First-Aid Education (FA 773)
Recommendation Author: Jennifer Beatty, MD
Dr. Beatty is a member of the residency training class of 2018 at the Wake Forest University School of Medicine.
Question: Among patients receiving first aid (P), does care from trained first-aid providers (I) compared with care from untrained persons (C) change survival rates, recognition of acute injury/illness, prevention of further illness/injury, time to resolution of injury, likelihood of harm, or time to symptom resolution (O)?

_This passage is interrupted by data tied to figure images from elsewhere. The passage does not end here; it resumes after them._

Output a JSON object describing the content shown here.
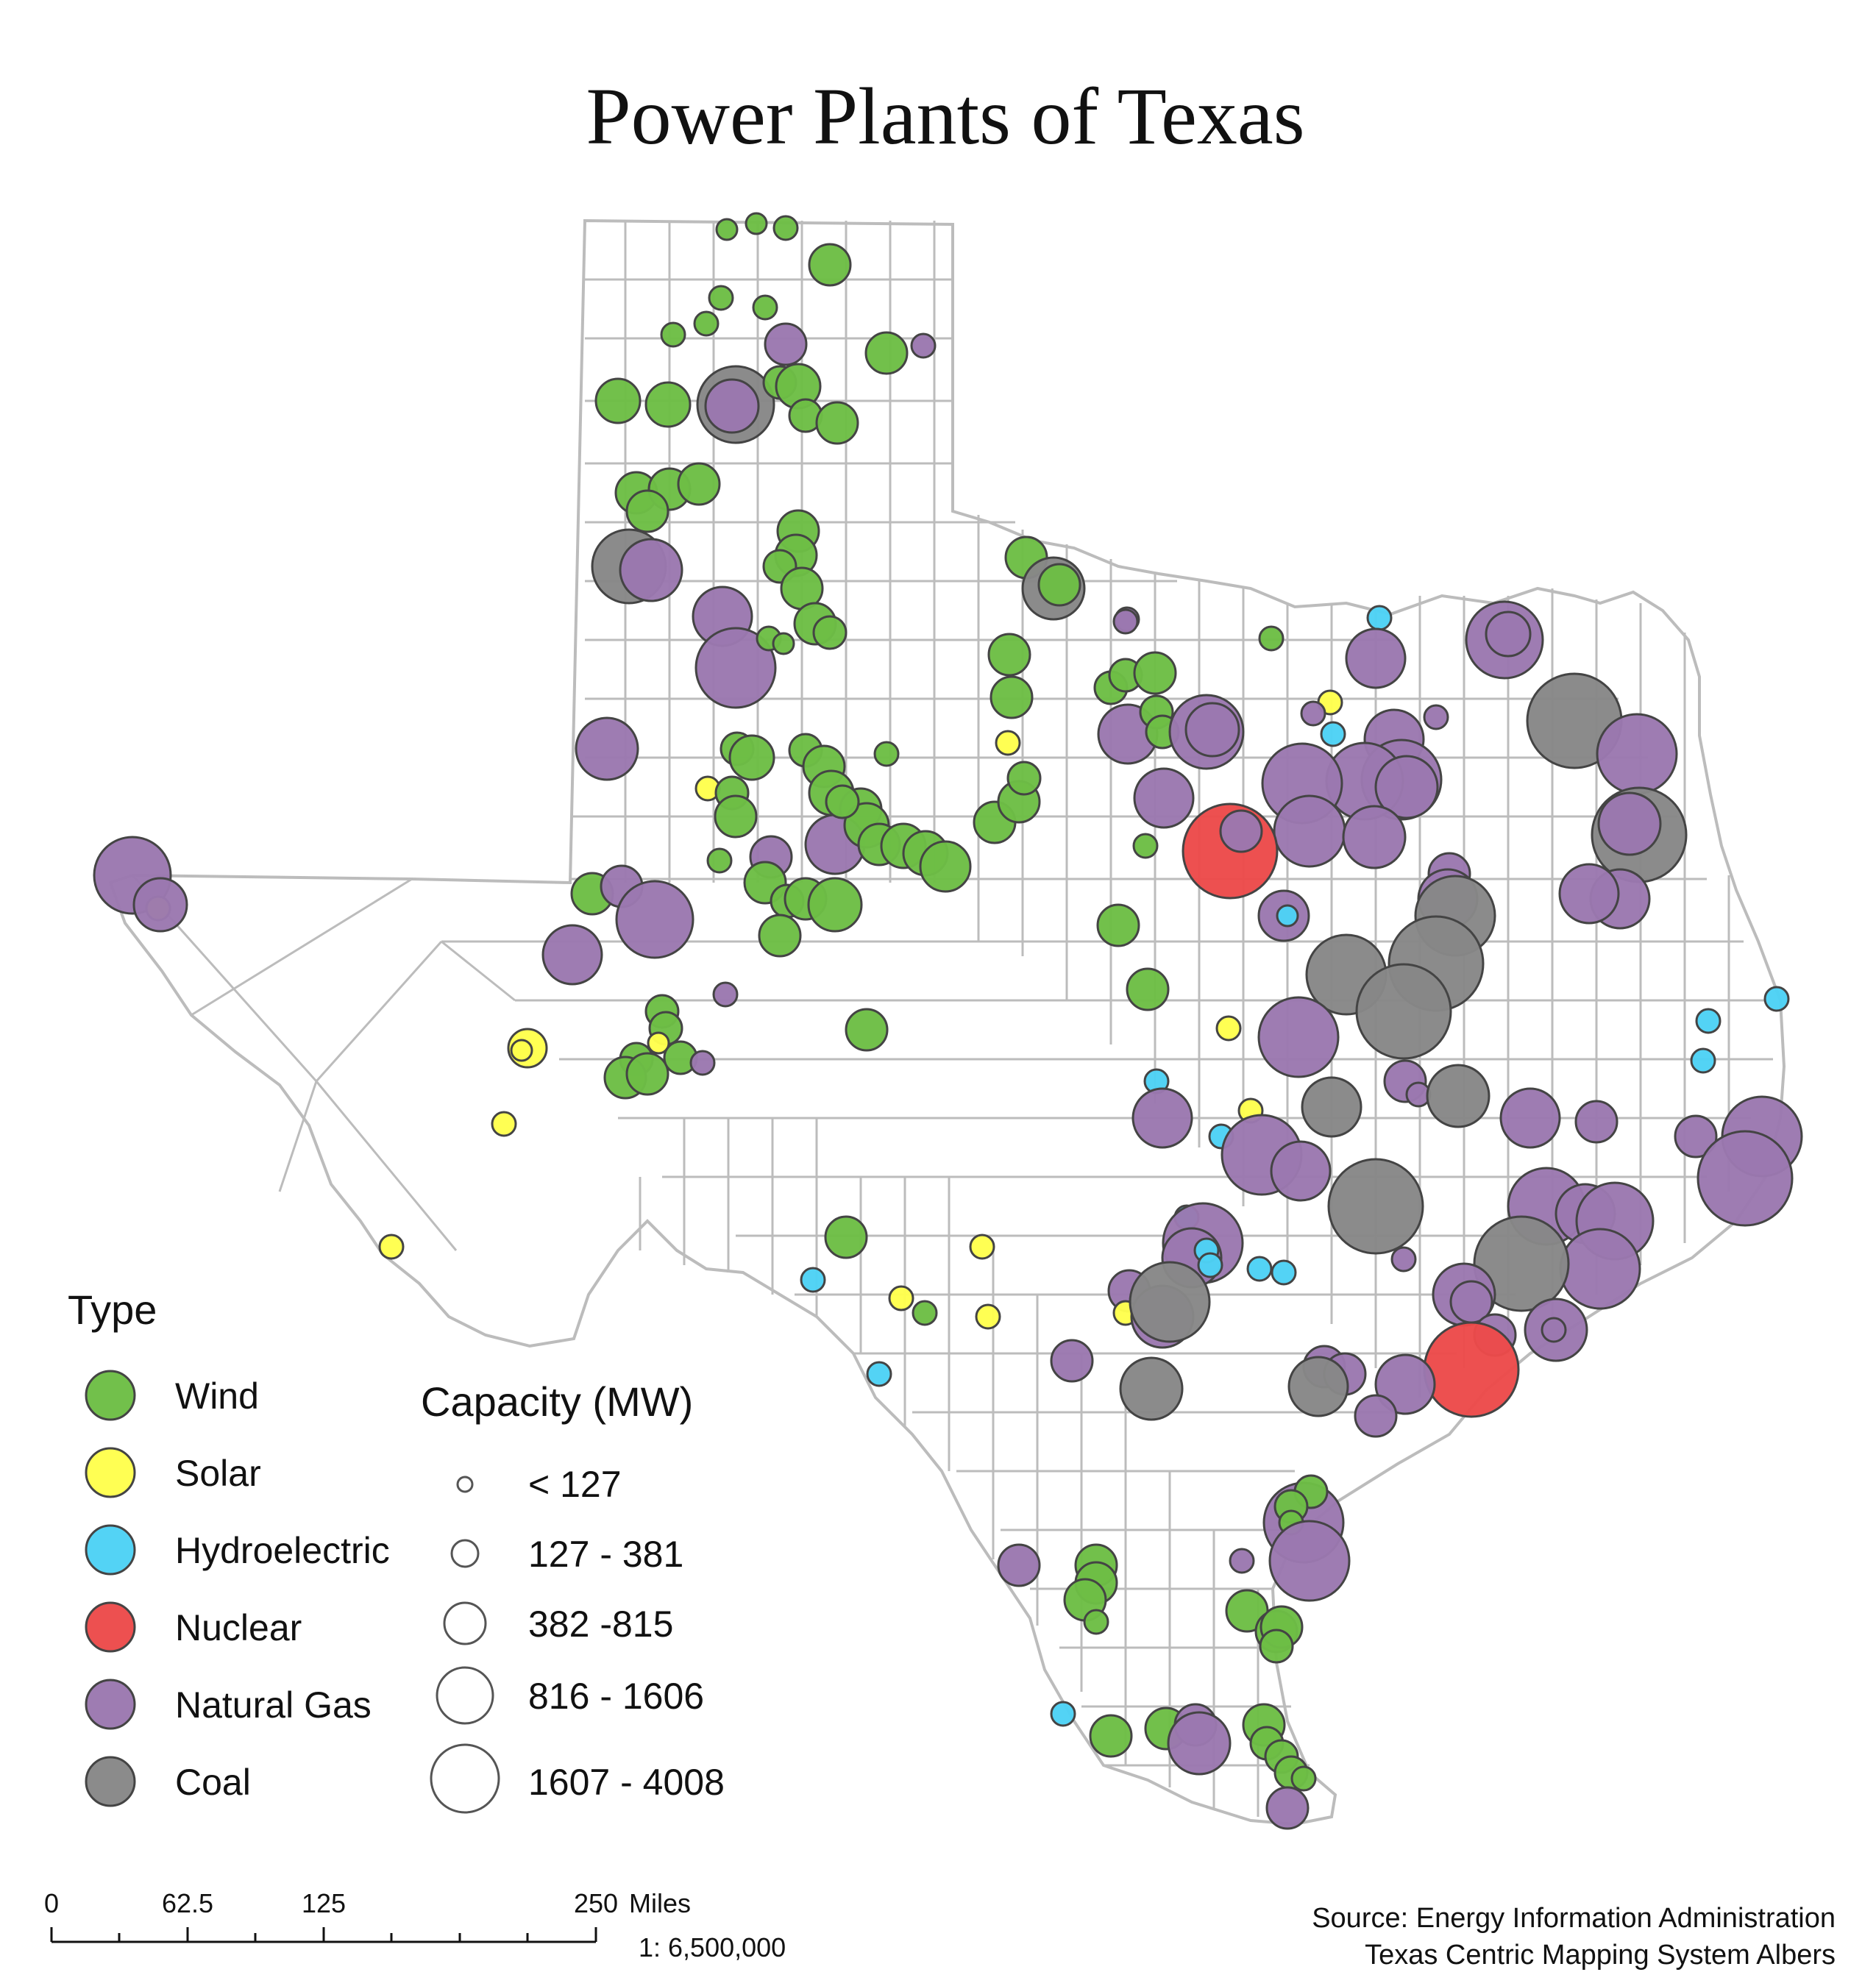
{
  "title": "Power Plants of Texas",
  "legend": {
    "type_title": "Type",
    "types": [
      {
        "key": "wind",
        "label": "Wind",
        "color": "#6dbe45"
      },
      {
        "key": "solar",
        "label": "Solar",
        "color": "#ffff4d"
      },
      {
        "key": "hydro",
        "label": "Hydroelectric",
        "color": "#4dd2f5"
      },
      {
        "key": "nuclear",
        "label": "Nuclear",
        "color": "#ec4a4a"
      },
      {
        "key": "gas",
        "label": "Natural Gas",
        "color": "#9b78b0"
      },
      {
        "key": "coal",
        "label": "Coal",
        "color": "#878787"
      }
    ],
    "capacity_title": "Capacity (MW)",
    "capacity_classes": [
      "< 127",
      "127 - 381",
      "382 -815",
      "816 - 1606",
      "1607 - 4008"
    ]
  },
  "scale_bar": {
    "ticks": [
      "0",
      "62.5",
      "125",
      "250"
    ],
    "unit": "Miles",
    "ratio": "1: 6,500,000"
  },
  "source_lines": [
    "Source: Energy Information Administration",
    "Texas Centric Mapping System Albers"
  ]
}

Results: Results: Low- or very-low-quality observational studies were identified to address some PICO outcomes.
Outcomes: One low-quality observational study showed reduced mortality among 1,341 patients initially managed by first-aid providers (9.8 percent versus 15.6 percent). One very-low-quality observational study of 125 subjects with burns showed 88.5 percent of patients treated by first-aid providers required hospitalization fewer than 10 days versus only 67.2 percent of subjects without intervention. One low-quality observational study of 244 burn patients showed benefit from care after a burn treatment campaign, with reduction in requiring inpatient wound care/surgery (35.6 percent versus 64.2 percent). Additionally, a review was found that showed training of laypersons with a stroke assessment system led to improved recognition of stroke after training (94.4 percent versus 76.4 percent).